Wednesday, September 19, 2012

My Influences

Over the years a number of you have asked who are the key influences in my life, especially those who have formed me as a Bible teacher and theologian.  I always confess that I am not a scholar of the Bible but I am a lover of the Bible.  I have studied with great Bible scholars so I know the difference.  There are a handful of scholars that have shaped me in ways I am still trying to understand.  I will identify the top three with which I have studied and the books or theologians they introduced me to that continue to inspire me.

1) Dr Kenneth Mathews
The first great scholar I studied with was in college.  He is Dr Ken Mathews, who now teaches Hebrew Exegesis and Old Testament at Beeson Divinity School.  He did his PhD in Semitic Languages under David Noel Freedman, one of the three or four greatest biblical scholars of the twentieth century.  Like his mentor taught him, Dr. Mathews taught me to read the parts of the Bible in terms of the whole.  Before Dr. Freedman published his phenomenal book The Nine Commandments, Ken taught me to read the Bible this way.  This reading strategy put me on the trajectory I still follow.  (BTW, along with Nashotah House, Trinity School for Ministry, Regent College and Asbury Theological Seminary, Beeson Divinity is one of the Seminaries to which I direct people for theological training).

2) Dr. Leslie Fairfield
Les was my teacher of Church History at Trinity Episcopal School for Ministry.  I have never had a more influential professor, for he asked the questions that directed the itinerary of all my subsequent theological education.  His seminal article, The Anglican Tradition: Three Streams, One River, is the single best short essay on Anglicanism.  It was the first article which we published in our Truro Tract Series.  Les taught me to understand Anglicanism from the "inside out" as a movement of reform and renewal within the wider Western Church AND he taught me that "a church without a memory is a dangerous thing."  During the Anglican Crisis I asked Les who I should study for inspiration and guidance.  He recommend Wesley.  So he, in part, is to blame for my theological interest in and doctoral studies on two heroes of the faith: Augustine and Wesley.   Dr Fairfield is a master pedagogue and I often ask myself "how would Les teach this?"

3) Dr. Dennis Kinlaw
Dennis Kinlaw came into my life during my late thirties while I was teaching at Asbury Theological Seminary and writing my doctoral dissertation.  Dr. Kinlaw is a contemporary of Billy Graham and John Stott, and like them, is an evangelical statesman in the truest sense of that term.  He is simply the most sagacious man I have met and he introduced to me the theology and poetry of Karol Woytjla, who became Pope John Paul II.  His little book of brilliant theology, Let's Start with Jesus, is the single best evangelical entree into John Paul II's nuptial theology (though it was not written for that purpose).  Along with Augustine and Wesley, JPII is the most influential theologian on my thinking.  George Weigel's biography of Pope John Paul II is the only book in my libarary that I read and within four pages begin to cry.  And I still don't know why.  For these, and many other gifts, I owe Dr. Kinlaw a debt that cannot be paid.

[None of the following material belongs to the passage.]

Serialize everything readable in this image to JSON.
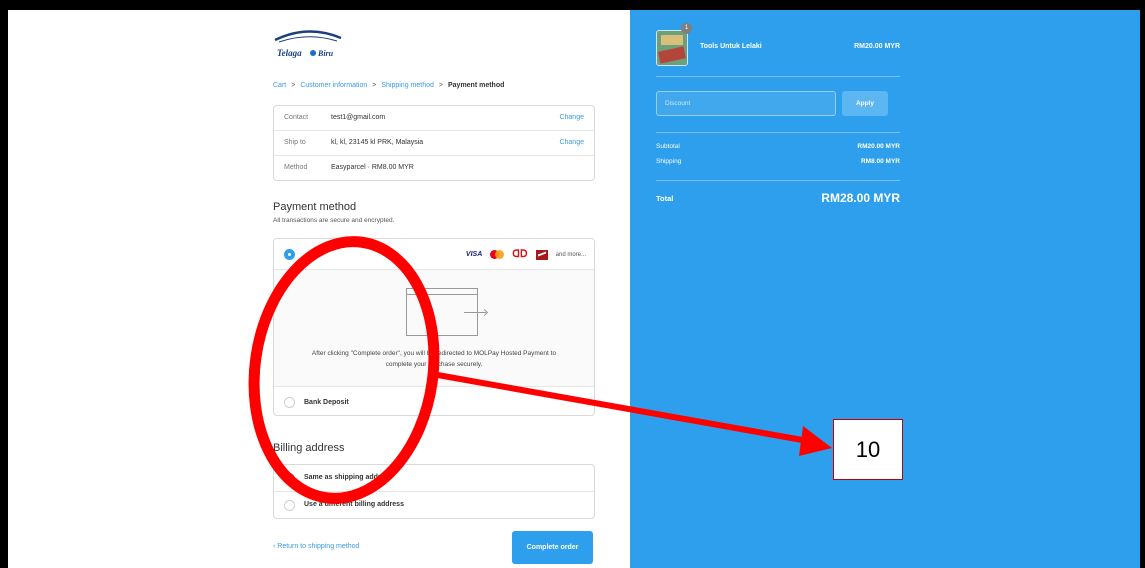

Who are the influences in your Christian life and witness?  To name them publicly is not bragging; its gratitude.


  1. 1. Without any question, the Rt. Rev. John Howe's teaching, while Rector of Truro was the greatest single influence in my spiritual life.
    2. Thirty plus years of fellowship with the late Ken Smith and his wife Pat were especially influential in the area of self discipline and the card game of bridge.
    3. The fellowship of believers at Truro, going back to 1979, too many brothers and sisters to name, was an ongoing source of inspiration and encouragement through 2005 when we left Virginia to return to Arizona.
    4. Priscilla Eustace's abiding faith and her display of courage and joy through the most difficult of circumstances in her life were and are today a reminder of the faithfulness of our Lord.
    5.I suppose that over all of these wonderful relationships in Christ, the extraordinary experience of Christ centered, Spirit led worship is what sustained us year in and year out.

  2. Part One

    1. C.S. Lewis: In college I was working on my BFA in Creative Writing at what was then a progressive Rhode Island college in a left-leaning Fine Arts department. During those years I began to read C.S. Lewis, his fiction, his essays, his autobiography, and other works and they had a tremendous impact on me as I moved from my teenage-faith of conversion into a faith for adulthood. In many ways, C.S. Lewis embodies the Dylan quote, "I was so much older then, I'm younger than that now." Not only could one go into the deep places, but also one could take their imagination with them. He is my hero.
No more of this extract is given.